National open-access initiatives create high priorities for development of the Digital Commons platform. In the past few years we’ve worked with partners in Canada and Ireland to ensure that Digital Commons repositories can participate in the Library Archives of Canada (LAC) and RIAN: Pathways to Irish Research. In the United States, a new proposal from the Association of American Universities, the Association of Research Libraries, and the Association of Public and Land-grant Universities puts institutional repositories at the center of its response to recent White House directive on public access to federally funded research, calling for “a system of cross-institutional digital repositories that will be known as Shared Access Research Ecosystem (SHARE).”

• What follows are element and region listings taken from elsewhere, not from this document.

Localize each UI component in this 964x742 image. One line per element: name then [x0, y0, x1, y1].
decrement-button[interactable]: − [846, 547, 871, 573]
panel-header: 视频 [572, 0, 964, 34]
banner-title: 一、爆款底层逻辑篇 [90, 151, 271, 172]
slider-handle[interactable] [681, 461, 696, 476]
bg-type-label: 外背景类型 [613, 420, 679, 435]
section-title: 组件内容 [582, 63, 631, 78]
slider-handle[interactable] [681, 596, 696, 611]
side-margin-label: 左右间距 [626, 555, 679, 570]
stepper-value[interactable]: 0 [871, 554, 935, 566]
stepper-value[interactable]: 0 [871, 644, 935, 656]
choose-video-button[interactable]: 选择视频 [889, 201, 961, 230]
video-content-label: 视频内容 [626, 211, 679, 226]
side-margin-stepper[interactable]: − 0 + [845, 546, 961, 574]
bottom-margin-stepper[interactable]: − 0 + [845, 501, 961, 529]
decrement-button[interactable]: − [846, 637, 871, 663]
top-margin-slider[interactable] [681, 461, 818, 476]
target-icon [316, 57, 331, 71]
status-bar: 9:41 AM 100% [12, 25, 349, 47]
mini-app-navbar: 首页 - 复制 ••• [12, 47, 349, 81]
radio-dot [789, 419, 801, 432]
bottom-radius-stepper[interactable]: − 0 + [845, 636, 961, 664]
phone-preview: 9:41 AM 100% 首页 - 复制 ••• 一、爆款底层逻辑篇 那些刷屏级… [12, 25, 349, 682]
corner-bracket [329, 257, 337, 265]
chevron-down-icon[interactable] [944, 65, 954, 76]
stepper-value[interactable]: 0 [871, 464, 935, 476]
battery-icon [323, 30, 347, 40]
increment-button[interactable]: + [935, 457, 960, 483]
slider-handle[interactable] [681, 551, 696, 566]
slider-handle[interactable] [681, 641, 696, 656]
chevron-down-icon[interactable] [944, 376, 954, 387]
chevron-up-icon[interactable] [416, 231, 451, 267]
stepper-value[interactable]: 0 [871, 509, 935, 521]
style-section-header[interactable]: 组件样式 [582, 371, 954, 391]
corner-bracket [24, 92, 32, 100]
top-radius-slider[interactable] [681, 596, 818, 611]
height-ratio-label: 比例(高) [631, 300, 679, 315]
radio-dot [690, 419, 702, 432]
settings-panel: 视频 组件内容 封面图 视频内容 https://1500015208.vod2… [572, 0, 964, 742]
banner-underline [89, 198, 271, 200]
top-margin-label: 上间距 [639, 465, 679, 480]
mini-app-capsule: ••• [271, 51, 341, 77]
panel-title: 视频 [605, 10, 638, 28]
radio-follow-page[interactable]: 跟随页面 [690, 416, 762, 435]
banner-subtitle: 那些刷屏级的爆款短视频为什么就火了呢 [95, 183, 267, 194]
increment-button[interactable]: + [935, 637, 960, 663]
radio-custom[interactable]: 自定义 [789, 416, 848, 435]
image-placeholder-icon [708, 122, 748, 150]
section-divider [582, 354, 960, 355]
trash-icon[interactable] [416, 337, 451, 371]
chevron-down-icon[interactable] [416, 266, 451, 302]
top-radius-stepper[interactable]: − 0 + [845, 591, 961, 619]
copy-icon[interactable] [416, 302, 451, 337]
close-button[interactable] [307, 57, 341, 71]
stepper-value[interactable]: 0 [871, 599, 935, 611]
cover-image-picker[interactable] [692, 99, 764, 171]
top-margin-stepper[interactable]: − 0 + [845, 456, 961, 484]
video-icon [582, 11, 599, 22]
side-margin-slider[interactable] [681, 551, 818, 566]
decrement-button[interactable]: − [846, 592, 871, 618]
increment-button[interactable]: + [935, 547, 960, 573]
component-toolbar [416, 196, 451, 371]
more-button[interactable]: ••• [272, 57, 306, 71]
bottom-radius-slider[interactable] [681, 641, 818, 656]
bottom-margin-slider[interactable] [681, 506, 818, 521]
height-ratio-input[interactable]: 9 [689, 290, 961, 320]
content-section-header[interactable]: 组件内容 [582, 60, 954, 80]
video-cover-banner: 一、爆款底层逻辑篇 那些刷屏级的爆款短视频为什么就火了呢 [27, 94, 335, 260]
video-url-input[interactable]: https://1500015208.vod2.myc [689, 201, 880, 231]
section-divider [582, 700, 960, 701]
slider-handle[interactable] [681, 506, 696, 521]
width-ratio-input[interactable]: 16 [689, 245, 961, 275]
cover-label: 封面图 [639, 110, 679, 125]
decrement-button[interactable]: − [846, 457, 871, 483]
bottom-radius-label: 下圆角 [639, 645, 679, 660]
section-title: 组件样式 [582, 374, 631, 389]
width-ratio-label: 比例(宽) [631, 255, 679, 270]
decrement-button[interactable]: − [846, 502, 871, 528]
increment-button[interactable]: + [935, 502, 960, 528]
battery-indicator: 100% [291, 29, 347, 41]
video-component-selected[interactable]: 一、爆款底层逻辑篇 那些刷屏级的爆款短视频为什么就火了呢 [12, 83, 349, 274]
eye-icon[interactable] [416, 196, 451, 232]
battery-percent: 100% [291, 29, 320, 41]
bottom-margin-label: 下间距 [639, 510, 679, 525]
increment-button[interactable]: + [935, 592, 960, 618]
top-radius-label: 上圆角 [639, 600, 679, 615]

What do we think about SHARE?
We love SHARE. It makes perfect sense for publicly funded works to live at their author-affiliated institutions. We hope that the boards of APLU, the AAU, and the ARL decide to move forward in favor of SHARE. The energy and enthusiasm behind this initiative are great for libraries and their IR programs. SHARE creates a wonderful opportunity for the library to remind senior administrators that it has a powerful solution (an IR) for participating in important national initiatives like this.
What happens next with SHARE?
According to a SHARE committee member, “the project is still amorphous but should begin to take organizational form in the next weeks.” If the decision is taken to move ahead with SHARE, the committee will organize a task force for assessing the necessary steps toward implementation. The group will include Provosts, CFOs, Presidents, and Library Directors. The three major repository platforms, Digital Commons, DSpace and Fedora, will also be invited to the table.
What can we do to prepare?
We look forward to making our platform SHARE-compliant so that Digital Commons subscribers can participate. We will be actively participating in the conversation about the requirements and we will keep the community posted. The Digital Commons community is in an advantageous position within the IR community at large because all 300 institutions are working from the same, up-to-date version of the software. For example, out of the gate we are all much closer than most IRs in North America to meeting the OSTP memorandum’s accessibility requirements.
You may also be happy to learn that the Digital Commons Network is being used as an illustration that SHARE is achievable. It is also even conceivable that the Digital Commons Network, with some work, could itself serve as the repository described in SHARE. Now wouldn’t that be cool!